Mortgage rates continue to ease despite worries that the Federal Reserve will eventually have to take measures to fight inflation, with rates on 30-year fixed-rate mortgages continuing to inch further below 3 percent.
"Mortgage rates continue to drift down as markets concur with the view that inflation increases are temporary,”
Freddie Mac Chief Economist Sam Khater said in a statement. “While mortgage rates are low, purchase demand has weakened over the last couple of months, primarily due to affordability constraints stemming from high home prices. With inventory tight, the slowdown in demand has yet to impact prices, meaning the summer will likely remain a strong seller’s market.”
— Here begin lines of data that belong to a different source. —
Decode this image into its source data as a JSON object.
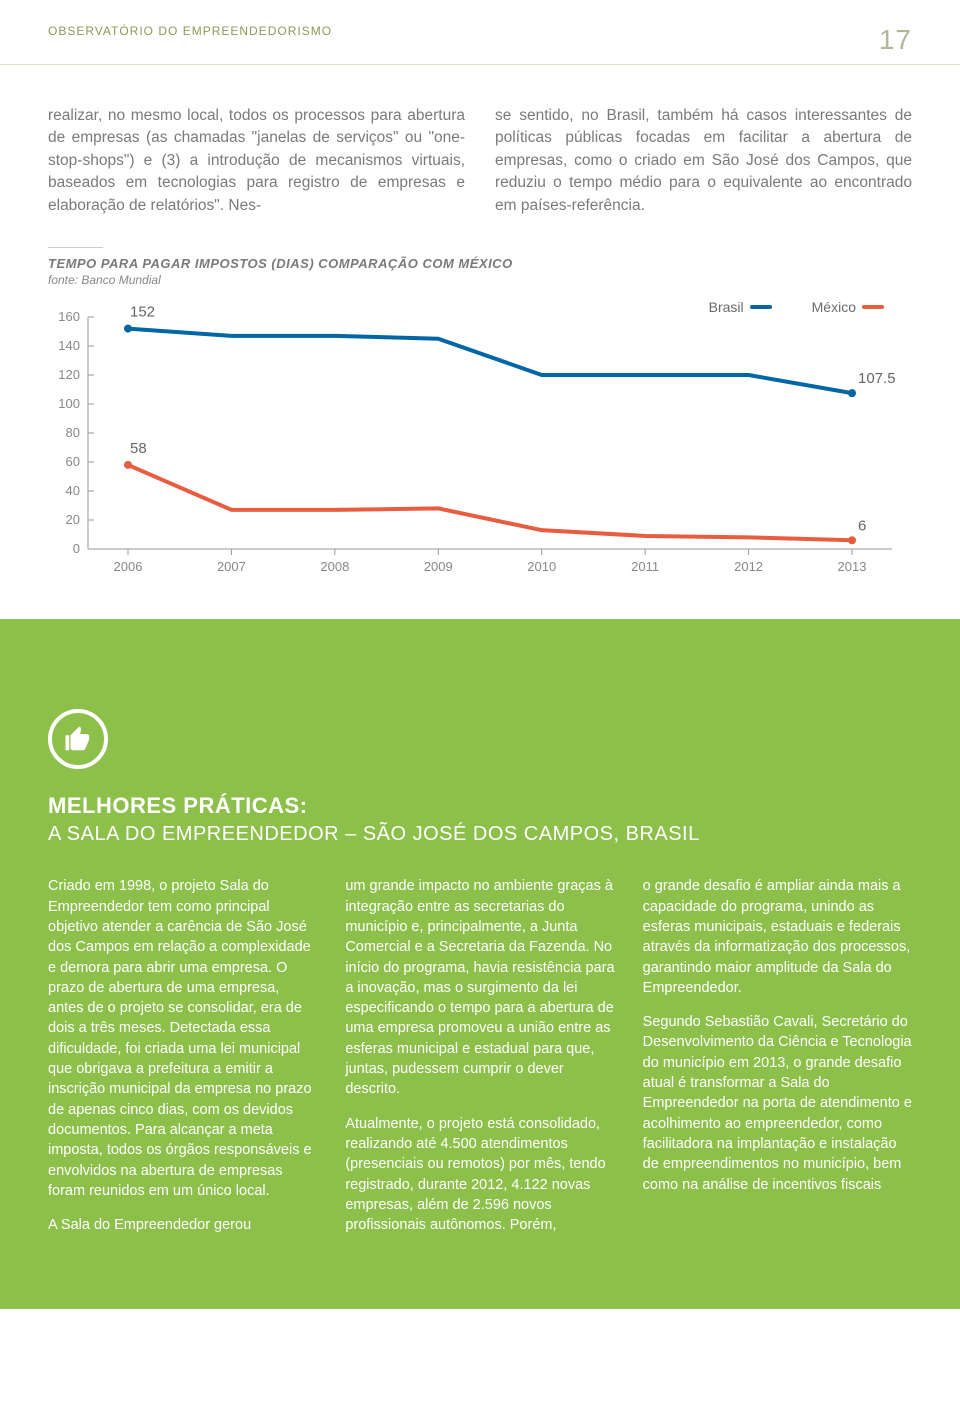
{
  "header": {
    "title": "OBSERVATÓRIO DO EMPREENDEDORISMO",
    "page_number": "17"
  },
  "intro": {
    "left": "realizar, no mesmo local, todos os processos para abertura de empresas (as chamadas \"janelas de serviços\" ou \"one-stop-shops\") e (3) a introdução de mecanismos virtuais, baseados em tecnologias para registro de empresas e elaboração de relatórios\". Nes-",
    "right": "se sentido, no Brasil, também há casos interessantes de políticas públicas focadas em facilitar a abertura de empresas, como o criado em São José dos Campos, que reduziu o tempo médio para o equivalente ao encontrado em países-referência."
  },
  "chart": {
    "title": "TEMPO PARA PAGAR IMPOSTOS (DIAS) COMPARAÇÃO COM MÉXICO",
    "source": "fonte: Banco Mundial",
    "type": "line",
    "x_labels": [
      "2006",
      "2007",
      "2008",
      "2009",
      "2010",
      "2011",
      "2012",
      "2013"
    ],
    "y_ticks": [
      0,
      20,
      40,
      60,
      80,
      100,
      120,
      140,
      160
    ],
    "ylim": [
      0,
      160
    ],
    "series": [
      {
        "name": "Brasil",
        "color": "#0066a6",
        "values": [
          152,
          147,
          147,
          145,
          120,
          120,
          120,
          107.5
        ],
        "label_start": "152",
        "label_end": "107.5"
      },
      {
        "name": "México",
        "color": "#e85c40",
        "values": [
          58,
          27,
          27,
          28,
          13,
          9,
          8,
          6
        ],
        "label_start": "58",
        "label_end": "6"
      }
    ],
    "line_width": 4,
    "grid_color": "#d0d0d0",
    "background_color": "#ffffff",
    "axis_color": "#999999",
    "label_fontsize": 14,
    "tick_fontsize": 13,
    "annotation_fontsize": 15
  },
  "green": {
    "heading": "MELHORES PRÁTICAS:",
    "subheading": "A SALA DO EMPREENDEDOR – SÃO JOSÉ DOS CAMPOS, BRASIL",
    "col1_p1": "Criado em 1998, o projeto Sala do Empreendedor tem como principal objetivo atender a carência de São José dos Campos em relação a complexidade e demora para abrir uma empresa. O prazo de abertura de uma empresa, antes de o projeto se consolidar, era de dois a três meses. Detectada essa dificuldade, foi criada uma lei municipal que obrigava a prefeitura a emitir a inscrição municipal da empresa no prazo de apenas cinco dias, com os devidos documentos. Para alcançar a meta imposta, todos os órgãos responsáveis e envolvidos na abertura de empresas foram reunidos em um único local.",
    "col1_p2": "A Sala do Empreendedor gerou",
    "col2_p1": "um grande impacto no ambiente graças à integração entre as secretarias do município e, principalmente, a Junta Comercial e a Secretaria da Fazenda. No início do programa, havia resistência para a inovação, mas o surgimento da lei especificando o tempo para a abertura de uma empresa promoveu a união entre as esferas municipal e estadual para que, juntas, pudessem cumprir o dever descrito.",
    "col2_p2": "Atualmente, o projeto está consolidado, realizando até 4.500 atendimentos (presenciais ou remotos) por mês, tendo registrado, durante 2012, 4.122 novas empresas, além de 2.596 novos profissionais autônomos. Porém,",
    "col3_p1": "o grande desafio é ampliar ainda mais a capacidade do programa, unindo as esferas municipais, estaduais e federais através da informatização dos processos, garantindo maior amplitude da Sala do Empreendedor.",
    "col3_p2": "Segundo Sebastião Cavali, Secretário do Desenvolvimento da Ciência e Tecnologia do município em 2013, o grande desafio atual é transformar a Sala do Empreendedor na porta de atendimento e acolhimento ao empreendedor, como facilitadora na implantação e instalação de empreendimentos no município, bem como na análise de incentivos fiscais"
  },
  "colors": {
    "green_bg": "#8cc04b",
    "header_text": "#8b9a56"
  }
}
For the week ending June 17, Freddie Mac’s weekly Primary Mortgage Market Survey reported average rates for the following types of loans:
- For 30-year fixed-rate mortgages, rates averaged 2.93 percent with an average 0.7 point, down from 2.96 percent last week and 3.13 percent a year ago. Rates for 30-year loans hit an all-time low of 2.65 percent in records dating to 1971 during the week ending Jan. 7, 2021.
- Rates on 15-year fixed-rate mortgages averaged 2.24 percent with an average 0.6 point, up slightly from 2.23 percent last week but down from 2.58 percent a year ago. The all-time low for 15-year fixed rate mortgages in records dating to 1991 was also seen during the week ending Jan. 7, 2021, when rates averaged 2.16 percent.
- For 5-year Treasury-indexed hybrid adjustable-rate mortgage (ARM) loans, rates averaged 2.52 percent with an average 0.3 point, down from 2.55 percent last week and 3.09 percent a year ago. Rates on 5-year ARM loans hit an all-time low of 2.56 percent during the week ending May 2, 2013, in Freddie Mac records dating to 2005.
Freddie Mac’s survey tracks conventional, conforming, home purchase loans for borrowers who put 20 percent down and have excellent credit. Borrowers taking out bigger loans, making smaller down payments, or with lower credit scores can expect to be quoted higher rates.
Mortgage rates surged in February and March on fears that the Fed will soon be forced to take steps to counter inflation. The Consumer Price Index was up 5.0 percent from a year ago in May, the biggest annual increase since August, 2008.
This week, Fed policymakers restated their commitment to continue buying $80 billion in long-term Treasurys and $40 billion in mortgage-backed securities each month “until substantial further progress has been made” toward the Fed’s employment and price stability goals. Those purchases are credited with helping keep mortgages and other long-term interest rates low.
In a statement, members of the Federal Open Market Committee acknowledged worries about inflation, but characterized them as largely transitory. For now, the Fed is willing to let inflation rise “moderately above 2 percent for some time”
as long as longer-term expectations remain “well anchored”
at 2 percent.
However, in a forecast released this week, economists at Fannie Mae warned that rents and home prices are a significant component of inflation, and that rising housing costs could drive inflation out of the Fed’s comfort zone.
Fannie Mae economists downgraded their forecast for second and third quarter home sales, citing listings shortages and constraints on homebuilders that are denting home sales and driving up home prices and rents.